Higher prices and revenues bode well for the company's earnings growth. After reporting a $74 million net loss in fiscal 2023, Carnival's net income jumped to $1.9 billion in fiscal 2024.
Besides strong demand and pricing trends, there are two other important catalysts that can boost the company's share price.
Carnival paid down a significant amount of debt last year, which saved the company over $300 million in interest expenses. As the business continues to grow revenue and profits, Carnival should have more cash on hand to keep reducing debt and interest, and therefore boost earnings.
And later this year, Carnival will open its exclusive destination, Celebration Key. The new attraction will be a profitable revenue opportunity for the company, since the Key is positioned close to the company's ports, which will save fuel costs.

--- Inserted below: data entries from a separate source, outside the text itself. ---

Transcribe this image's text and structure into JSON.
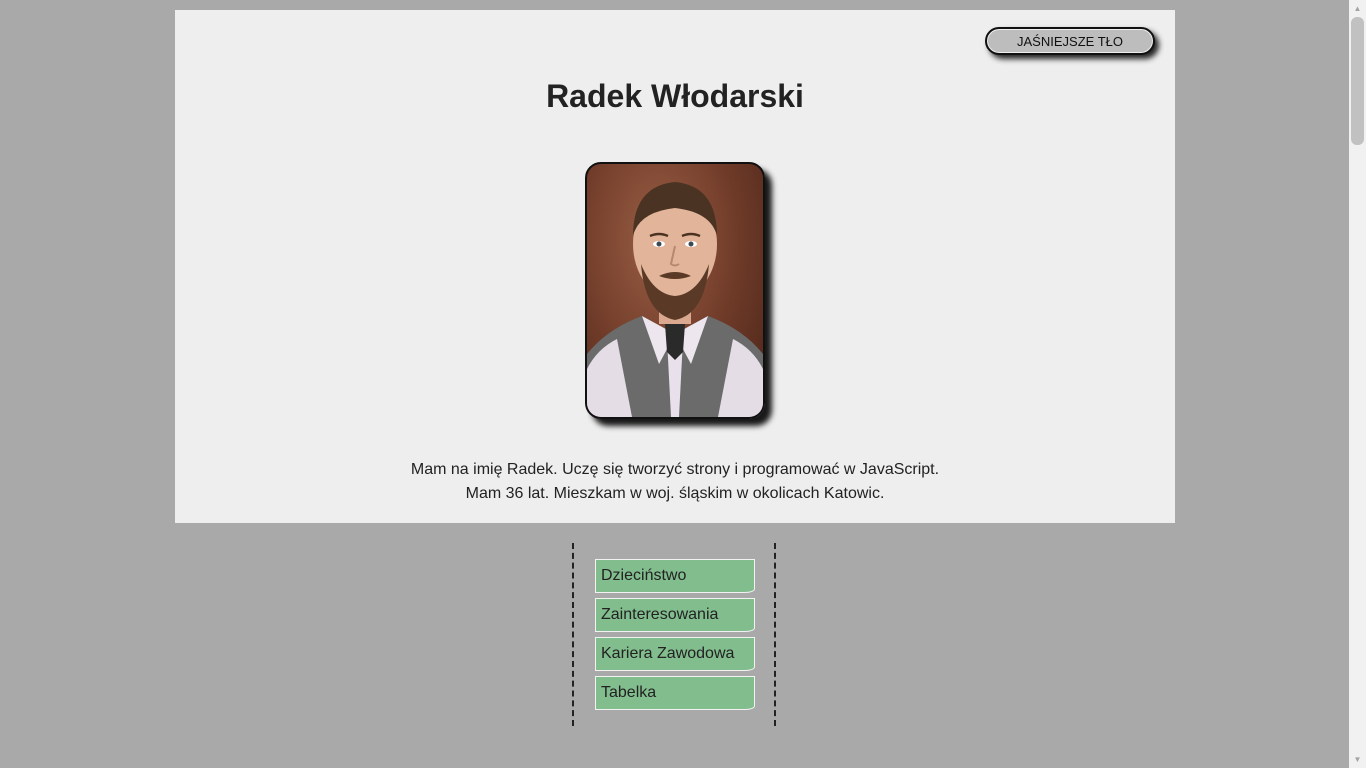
{
  "header": {
    "toggle_label": "JAŚNIEJSZE TŁO",
    "title": "Radek Włodarski"
  },
  "portrait": {
    "alt": "Radek Włodarski"
  },
  "bio": {
    "line1": "Mam na imię Radek. Uczę się tworzyć strony i programować w JavaScript.",
    "line2": "Mam 36 lat. Mieszkam w woj. śląskim w okolicach Katowic."
  },
  "nav": {
    "items": [
      {
        "label": "Dzieciństwo"
      },
      {
        "label": "Zainteresowania"
      },
      {
        "label": "Kariera Zawodowa"
      },
      {
        "label": "Tabelka"
      }
    ]
  },
  "colors": {
    "page_background": "#a9a9a9",
    "card_background": "#eeeeee",
    "nav_item_background": "#82bd8e"
  }
}
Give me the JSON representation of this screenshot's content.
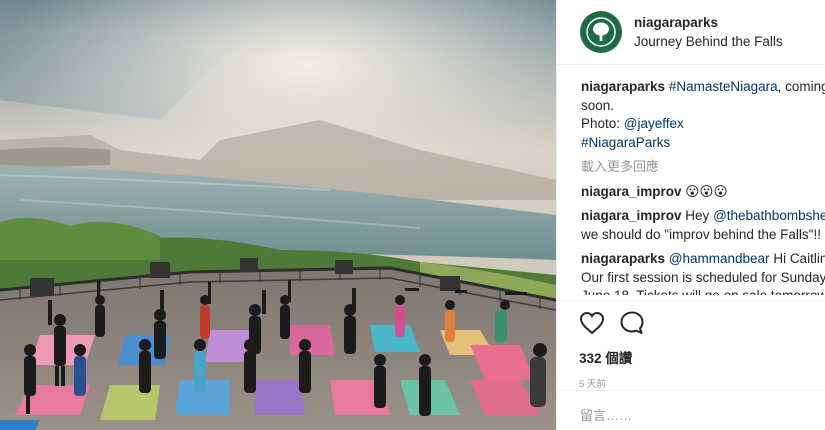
{
  "post": {
    "photo_alt": "Yoga session overlooking Niagara Falls"
  },
  "header": {
    "username": "niagaraparks",
    "location": "Journey Behind the Falls",
    "avatar_icon": "tree-icon",
    "brand_color": "#1f6b46"
  },
  "caption": {
    "user": "niagaraparks",
    "hashtag1": "#NamasteNiagara",
    "text1": ", coming",
    "text2": "soon.",
    "photo_label": "Photo: ",
    "photo_mention": "@jayeffex",
    "hashtag2": "#NiagaraParks"
  },
  "load_more": "載入更多回應",
  "comments": [
    {
      "user": "niagara_improv",
      "text": " 😮😮😮"
    },
    {
      "user": "niagara_improv",
      "text_pre": " Hey ",
      "mention": "@thebathbombshe",
      "line2": "we should do \"improv behind the Falls\"!!"
    },
    {
      "user": "niagaraparks",
      "mention": " @hammandbear",
      "text": " Hi Caitlin",
      "line2": "Our first session is scheduled for Sunday",
      "line3": "June 18. Tickets will go on sale tomorrow"
    }
  ],
  "actions": {
    "like_icon": "heart-icon",
    "comment_icon": "comment-bubble-icon"
  },
  "likes": "332 個讚",
  "time_ago": "5 天前",
  "add_comment_placeholder": "留言……"
}
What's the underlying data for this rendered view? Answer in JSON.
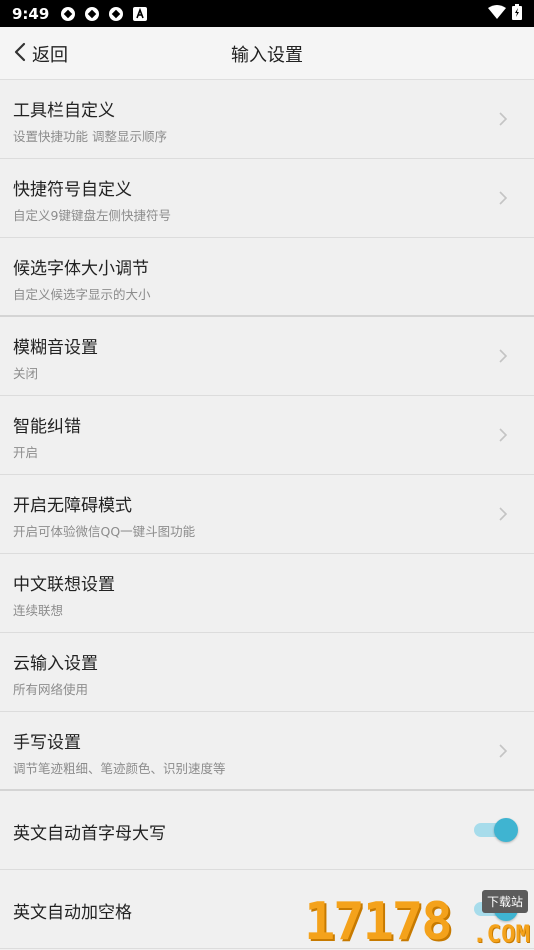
{
  "status_bar": {
    "time": "9:49",
    "icons": [
      "notification-icon",
      "notification-icon",
      "notification-icon",
      "text-a-icon"
    ],
    "right_icons": [
      "wifi-icon",
      "battery-charging-icon"
    ]
  },
  "header": {
    "back_label": "返回",
    "title": "输入设置"
  },
  "rows": [
    {
      "title": "工具栏自定义",
      "subtitle": "设置快捷功能 调整显示顺序",
      "chevron": true
    },
    {
      "title": "快捷符号自定义",
      "subtitle": "自定义9键键盘左侧快捷符号",
      "chevron": true
    },
    {
      "title": "候选字体大小调节",
      "subtitle": "自定义候选字显示的大小",
      "chevron": false
    },
    {
      "title": "模糊音设置",
      "subtitle": "关闭",
      "chevron": true
    },
    {
      "title": "智能纠错",
      "subtitle": "开启",
      "chevron": true
    },
    {
      "title": "开启无障碍模式",
      "subtitle": "开启可体验微信QQ一键斗图功能",
      "chevron": true
    },
    {
      "title": "中文联想设置",
      "subtitle": "连续联想",
      "chevron": false
    },
    {
      "title": "云输入设置",
      "subtitle": "所有网络使用",
      "chevron": false
    },
    {
      "title": "手写设置",
      "subtitle": "调节笔迹粗细、笔迹颜色、识别速度等",
      "chevron": true
    }
  ],
  "toggles": [
    {
      "title": "英文自动首字母大写",
      "on": true
    },
    {
      "title": "英文自动加空格",
      "on": true
    }
  ],
  "watermark": {
    "digits": "17178",
    "tag": "下载站",
    "domain": ".COM"
  },
  "colors": {
    "accent": "#3fb4d1",
    "accent_track": "#a7dceb",
    "background": "#f0f0f0"
  }
}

The main risk is the economy. Consumers have already been dealing with high inflation and interest rates over the last few years, yet Carnival has reported growing revenues over that time. Consumers are placing a high value on experiences, and that should continue to benefit leading cruise brands. Long term, the travel industry is projected to grow under 4% per year to reach $1.1 trillion by 2029, according to Statista.
The Wall Street consensus has the company's earnings reaching $2.36 by fiscal 2027. But estimates have been trending higher, which is a bullish sign for the stock's prospects. The shares are trading at a reasonable forward price-to-earnings ratio of 16 on this year's consensus estimate.
With the cruise industry on the upswing, the stock will likely continue to climb along with Carnival's underlying earnings growth. There are several catalysts from demand, pricing, debt reduction, and new attractions to send the stock higher over the next few years.